Il hésita encore un instant, pesant le pour et le contre, avant d'enlever ses chaussures et son pantalon. Il enfila rapidement un T-Shirt pioché au hasard dans sa valise, puis rejoignit Alexandra dans le lit. La jeune femme entoura ses bras autour de son torse et ils s'endormirent dans l'instant chacun apaisé par le contact de l'autre.
Azriel et Elanora étaient assis côte à côte dans le canapé du salon et écoutaient avec attention leur fille expliquer le réel motif de sa venue. Tristan, que les quelques heures de sommeil avaient remis d'applomb, observait la scène d'un regard alerte. Un verre d'alcool à la main, il faisait des allers-retours derrière le siège qu'occupait son âme-sœur, pensif.
- Cela explique votre état, Tristan, déclara l'Alpha lorsque sa fille eut terminé. Je me demandais bien ce qui avait pu vous arriver. Mais dites-moi, que pouvez-vous nous dire sur cet homme ?
Le jeune homme interrompit ses pas et se tourna vers lui.
- Peu de choses, j'en ai peur. Il a la cinquantaine passée, à en juger par son allure, il a fait l'armée. Il est allemand, je crois, et semble s'intéresser de près aux loups-garous.
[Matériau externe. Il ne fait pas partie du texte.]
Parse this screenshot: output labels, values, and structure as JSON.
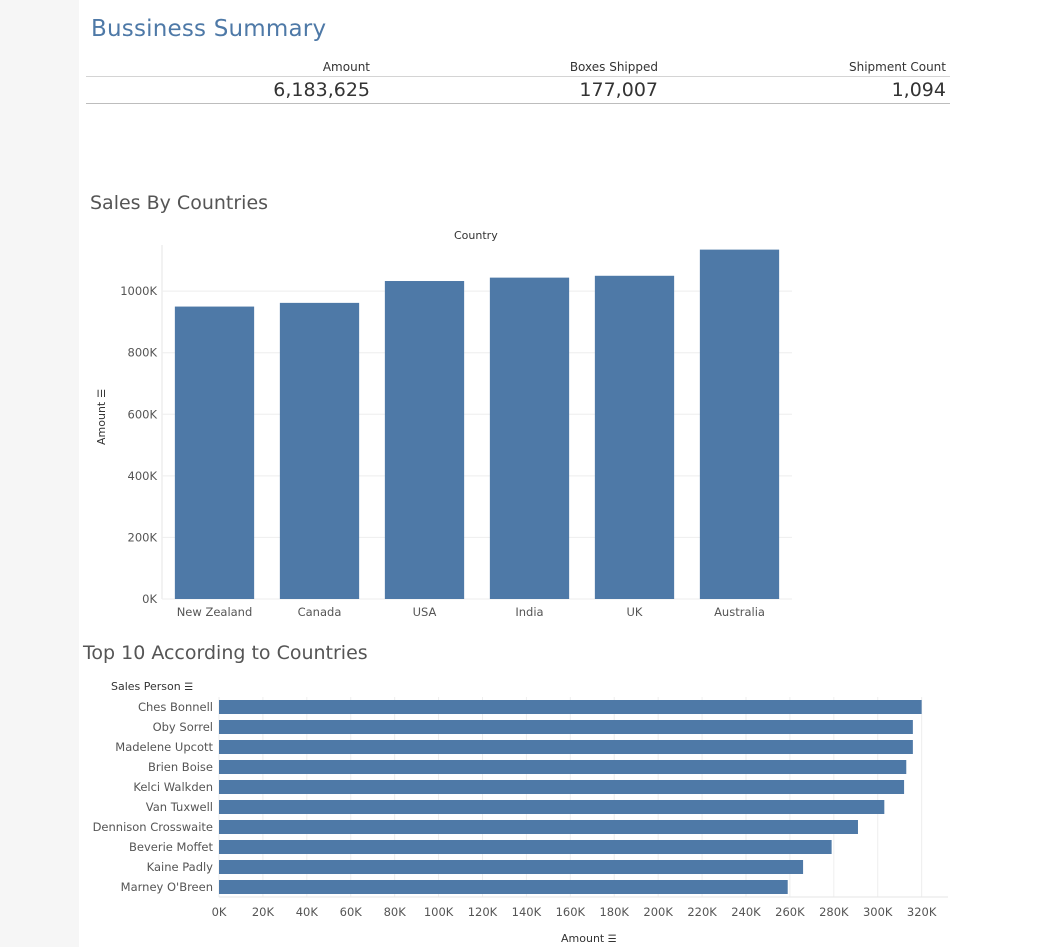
{
  "page": {
    "title": "Bussiness Summary"
  },
  "summary": {
    "columns": [
      {
        "label": "Amount",
        "value": "6,183,625"
      },
      {
        "label": "Boxes Shipped",
        "value": "177,007"
      },
      {
        "label": "Shipment Count",
        "value": "1,094"
      }
    ]
  },
  "sales_by_countries": {
    "title": "Sales By Countries",
    "x_title": "Country",
    "y_title": "Amount",
    "sort_icon": "sort-descending-icon"
  },
  "top10": {
    "title": "Top 10 According to Countries",
    "row_header": "Sales Person",
    "x_title": "Amount",
    "sort_icon": "sort-descending-icon"
  },
  "colors": {
    "bar": "#4e79a7",
    "title": "#4e79a7",
    "grid": "#eeeeee"
  },
  "chart_data": [
    {
      "type": "bar",
      "title": "Sales By Countries",
      "xlabel": "Country",
      "ylabel": "Amount",
      "categories": [
        "New Zealand",
        "Canada",
        "USA",
        "India",
        "UK",
        "Australia"
      ],
      "values": [
        950000,
        962000,
        1033000,
        1044000,
        1050000,
        1135000
      ],
      "ylim": [
        0,
        1150000
      ],
      "yticks": [
        0,
        200000,
        400000,
        600000,
        800000,
        1000000
      ],
      "yticklabels": [
        "0K",
        "200K",
        "400K",
        "600K",
        "800K",
        "1000K"
      ],
      "grid": true
    },
    {
      "type": "bar",
      "orientation": "horizontal",
      "title": "Top 10 According to Countries",
      "ylabel": "Sales Person",
      "xlabel": "Amount",
      "categories": [
        "Ches Bonnell",
        "Oby Sorrel",
        "Madelene Upcott",
        "Brien Boise",
        "Kelci Walkden",
        "Van Tuxwell",
        "Dennison Crosswaite",
        "Beverie Moffet",
        "Kaine Padly",
        "Marney O'Breen"
      ],
      "values": [
        320000,
        316000,
        316000,
        313000,
        312000,
        303000,
        291000,
        279000,
        266000,
        259000
      ],
      "xlim": [
        0,
        332000
      ],
      "xticks": [
        0,
        20000,
        40000,
        60000,
        80000,
        100000,
        120000,
        140000,
        160000,
        180000,
        200000,
        220000,
        240000,
        260000,
        280000,
        300000,
        320000
      ],
      "xticklabels": [
        "0K",
        "20K",
        "40K",
        "60K",
        "80K",
        "100K",
        "120K",
        "140K",
        "160K",
        "180K",
        "200K",
        "220K",
        "240K",
        "260K",
        "280K",
        "300K",
        "320K"
      ],
      "grid": true
    }
  ]
}
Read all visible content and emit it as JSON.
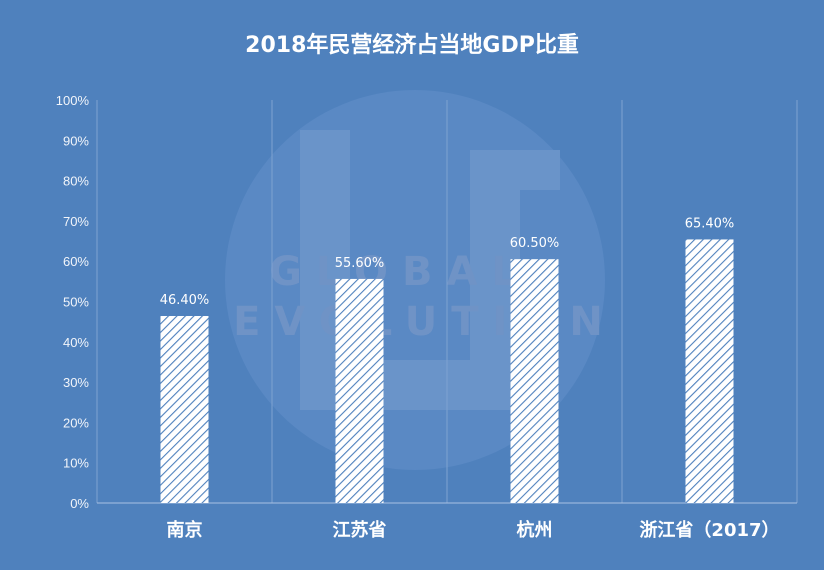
{
  "chart_data": {
    "type": "bar",
    "title": "2018年民营经济占当地GDP比重",
    "categories": [
      "南京",
      "江苏省",
      "杭州",
      "浙江省（2017）"
    ],
    "values": [
      46.4,
      55.6,
      60.5,
      65.4
    ],
    "value_labels": [
      "46.40%",
      "55.60%",
      "60.50%",
      "65.40%"
    ],
    "ylim": [
      0,
      100
    ],
    "yticks": [
      "0%",
      "10%",
      "20%",
      "30%",
      "40%",
      "50%",
      "60%",
      "70%",
      "80%",
      "90%",
      "100%"
    ],
    "grid": "vertical",
    "legend": "none",
    "colors": {
      "background": "#4f81bd",
      "bar_fill": "#ffffff",
      "bar_hatch": "#4f81bd",
      "gridline": "#7fa2d1",
      "axis": "#a9c1e2"
    }
  },
  "watermark": {
    "line1": "GLOBAL",
    "line2": "EVOLUTION"
  }
}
Il donna les informations tel quel, sans prendre la peine de les organiser. Tout pouvait être utile, pensa-t-il, même les petites intuitions. Un silence emplit la pièce, chacun réfléchissant à la situation. Tristan ressentit une culpabilité qui n'était pas la sienne, et il s'accroupit près d'Alexandra, posant une main réconfortante sur sa joue.
- Ce n'est pas ta faute, mon cœur. Tu ne peux pas t'en vouloir de l'avoir épargné.
Alexandra pressa sa joue contre la paume de Tristan. Ce simple contact de son âme-sœur regonfla son cœur.
- Il a raison, affirma la Luna, ne te blâmes pas. Cependant, cet homme reste dans la nature en possession d'une information inestimable. Que devons-nous faire, Azriel ?
L'Alpha ne semblait pas écouter. Il était perdu dans ses pensées, son regard lointain suivant le mouvement circulaire de la vodka qui tournayait dans son verre. Il se carressait la mâchoire pensivement, les sourcils froncés.
- Je ne suis pas sûr, finit-il par murmurer. Nous lancer à sa poursuite pourrait nous mener droit dans un piège. Mais ne rien faire nous exposerait à un danger encore plus grand.
Puis, il se leva, comme revenu dans le monde des vivants, et se dirigea vers la porte. Son pas était assuré, il s'était débarrasser de tous ses doutes.
- Je vais prévenir le Conseil. Cette décision ne nous revient pas. Tous les loups-garous sont concernés.